No sabría decir cuanto tiempo había pasado desde que se quedó dormida, pero como si hubiera sido al instante siguiente, se levantó del suelo. Abrió los ojos y .. no estaba en su casa. Era como una especie de palacio de nácar blanco. Y su cuerpo, no estaba dolorido. Se miró las piernas, porque pensaba que seguramente las tendría llenas de moratones, pero no.. es más.. no tenía puestos los vaqueros, sino una especie de mono blanco, ajustado, .. y .. ¡¡¡wow!!!, que estaba  ceñida, pero sus muslos se veían estilizados. ¡¡Narices!! Si lo llega a saber se hubiera tirado antes por la escalera, estaba harta de dietas, de hacer sentadillas, y de echarse potingues para estar medio que.  Caminó por el  pasillo anchísimo, y techo altísimo. Las paredes reflejaban y se veía tan bien. Hacía tiempo que no se miraba al espejo y esbozaba una sonrisa. Los embarazos, las prisas, la vida acelerada se había llevado parte de ella, y  en ese lugar, que no estaba en ninguna parte, estaba viéndose bien, y sintiéndose bien. Era maravilloso sentirse a sí. Pensaba en los niños.. seguro que su padre se haría cargo de ellos, era buen padre. Ahora, tenía la necesidad de llegar al final del pasillo. No sabía donde estaba, ni que se esperaba de ella, pero no le producía ningún tipo de inquietud. Se sentía bien, extrañamente bien y feliz. Seguía sonriendo mientras llegaba a una puerta. La abrió con decisión, y la visión fue como de la guerra de las galaxias. Una sala semejante al coliseo, todo de nacar blanco, suelo, asientos, paredes, techo.  Estaba lleno de personas, todas enfundadas en trajes elásticos como el suyo. Todas sonreían y había como una atmósfera de serenidad, de energía positiva. Conversaban unas con otras. Observó que en el centro había una especie de púlpito, donde había cinco individuos, que iban vestidos de azul, y no eran trajes, eran unas túnicas. Sus cabellos eran blancos, también brillantes como el nácar, y sus rostros se veían jóvenes, hermosos.

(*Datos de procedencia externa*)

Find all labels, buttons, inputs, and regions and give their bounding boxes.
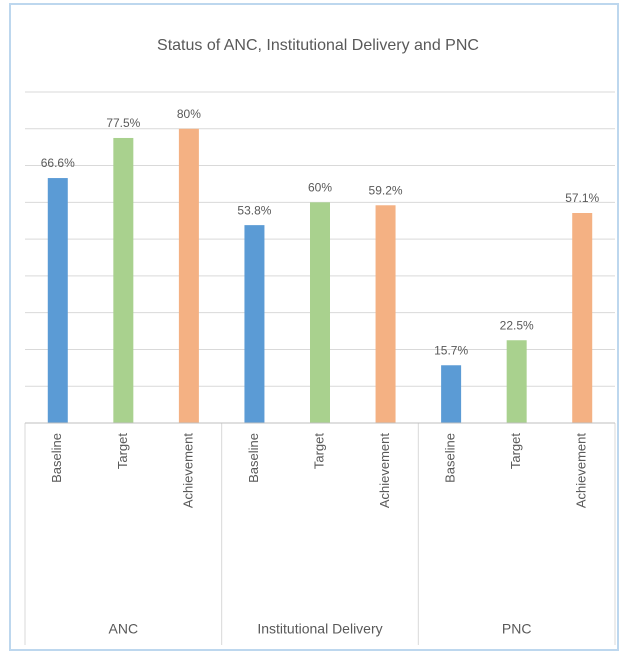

Mirando al púlpito, fue cuando se tropezó con los ojos de él, un chico que estaba a la izquierda de todos, con su túnica azul, y una sonrisa encantadora. Cuando sus miradas se encontraron, sintío como de repente, entendía todo. Sin afectación, sin miedos, entendía todo lo que había pasado, donde estaba, y porque estaba allí.  Era sencillamente maravilloso tener el conocimiento en décimas de segundo, de manera tan natural.